What is the difference between free speech and hate speech? Is there a constitutional test that distinguishes one from the other? 

Unlike the exceptions I’ve outlined, there is not a “hate speech” exception to the First Amendment. So, most expressions commonly identified as “hate speech” are protected by the First Amendment and cannot lawfully be censored, punished or unduly burdened by the government – including by public colleges and universities. 

In the context of higher education, what is the difference between free speech and academic freedom? 

Academic freedom is a principle that supports the freedom of teachers, researchers and students to pursue knowledge and research without unreasonable interference or restriction from law, institutional regulations or public pressure. In terms of free speech, that means that a professor’s speech at a public university, when relevant to the subject material of a class and when advancing a legitimate academic purpose, is protected by the First Amendment. 
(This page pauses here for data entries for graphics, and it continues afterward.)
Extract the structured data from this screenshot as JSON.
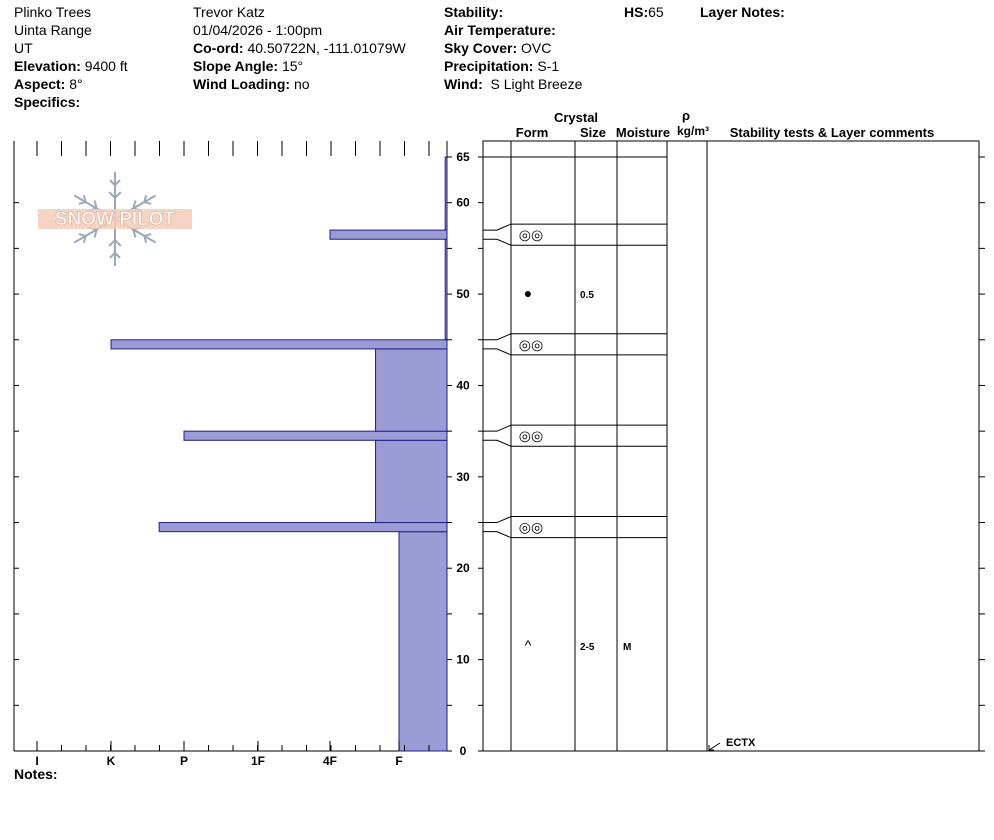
{
  "header": {
    "col1": [
      "Plinko Trees",
      "Uinta Range",
      "UT"
    ],
    "elevation": {
      "label": "Elevation:",
      "value": "9400 ft"
    },
    "aspect": {
      "label": "Aspect:",
      "value": "8°"
    },
    "specifics": {
      "label": "Specifics:",
      "value": ""
    },
    "observer": "Trevor Katz",
    "datetime": "01/04/2026 - 1:00pm",
    "coord": {
      "label": "Co-ord:",
      "value": "40.50722N, -111.01079W"
    },
    "slope": {
      "label": "Slope Angle:",
      "value": "15°"
    },
    "wind_loading": {
      "label": "Wind Loading:",
      "value": "no"
    },
    "stability": {
      "label": "Stability:",
      "value": ""
    },
    "air_temp": {
      "label": "Air Temperature:",
      "value": ""
    },
    "sky": {
      "label": "Sky Cover:",
      "value": "OVC"
    },
    "precip": {
      "label": "Precipitation:",
      "value": "S-1"
    },
    "wind": {
      "label": "Wind:",
      "value": "S Light Breeze"
    },
    "hs": {
      "label": "HS:",
      "value": "65"
    },
    "layer_notes": {
      "label": "Layer Notes:",
      "value": ""
    }
  },
  "logo": {
    "text": "SNOW PILOT"
  },
  "table_headers": {
    "crystal": "Crystal",
    "form": "Form",
    "size": "Size",
    "moisture": "Moisture",
    "rho": "ρ",
    "density_unit": "kg/m³",
    "stability_comments": "Stability tests & Layer comments"
  },
  "notes": {
    "label": "Notes:",
    "value": ""
  },
  "colors": {
    "bar_fill": "#9b9bd6",
    "bar_stroke": "#1f1f8a"
  },
  "chart_data": {
    "type": "bar",
    "title": "",
    "orientation": "horizontal",
    "y_axis": {
      "label": "",
      "range": [
        0,
        65
      ],
      "ticks": [
        0,
        10,
        20,
        30,
        40,
        50,
        60,
        65
      ]
    },
    "x_axis": {
      "label": "",
      "categories": [
        "I",
        "K",
        "P",
        "1F",
        "4F",
        "F"
      ]
    },
    "layers": [
      {
        "bottom": 0,
        "top": 24,
        "hardness": "F"
      },
      {
        "bottom": 24,
        "top": 25,
        "hardness": "K+",
        "form_symbol": "◎◎"
      },
      {
        "bottom": 25,
        "top": 34,
        "hardness": "4F+"
      },
      {
        "bottom": 34,
        "top": 35,
        "hardness": "P",
        "form_symbol": "◎◎"
      },
      {
        "bottom": 35,
        "top": 44,
        "hardness": "4F+"
      },
      {
        "bottom": 44,
        "top": 45,
        "hardness": "K",
        "form_symbol": "◎◎"
      },
      {
        "bottom": 45,
        "top": 56,
        "hardness": "F+"
      },
      {
        "bottom": 56,
        "top": 57,
        "hardness": "4F",
        "form_symbol": "◎◎"
      },
      {
        "bottom": 57,
        "top": 65,
        "hardness": "F+"
      }
    ],
    "grain_observations": [
      {
        "height": 50,
        "form_symbol": "●",
        "size": "0.5",
        "moisture": ""
      },
      {
        "height": 11.5,
        "form_symbol": "^",
        "size": "2-5",
        "moisture": "M"
      }
    ],
    "stability_tests": [
      {
        "height": 0,
        "text": "ECTX"
      }
    ]
  }
}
But some universities have sought to rein in the bounds of academic freedom. Generally speaking, the U.S. Supreme Court held in the 2006 case Garcetti v. Ceballos that the speech of public employees is not protected if it is spoken as part of their official duties. However, the court made a point not to rule on whether the Garcetti framework would apply to academic freedom because it didn’t fully account for the unique “constitutional interests … involving speech related to scholarship or teaching.” 

As a result, the circuit courts have been very divided on what the limits of the academic freedom exception are, and the Supreme Court has recently been petitioned to hear a case that would clarify this issue in the next term. 

Does restricting speech pose a chilling effect on another First Amendment right – the right of peaceable assembly? Is that why there are “free-speech zones” at certain places? 

Colleges may implement “free-speech zones” for a number of legitimate reasons, such as campus safety or ensuring that noise doesn’t interfere with class instruction – or for illegitimate reasons, such as to stifle speech by limiting it to tiny spaces on the fringe of campus. 

All of these “time, place, and manner” regulations must be viewpoint- and content-neutral; narrowly tailored in service of a significant governmental interest; and leave open ample alternative channels for expressive activity. 

Those restrictions are in place to prevent a speech-chilling effect.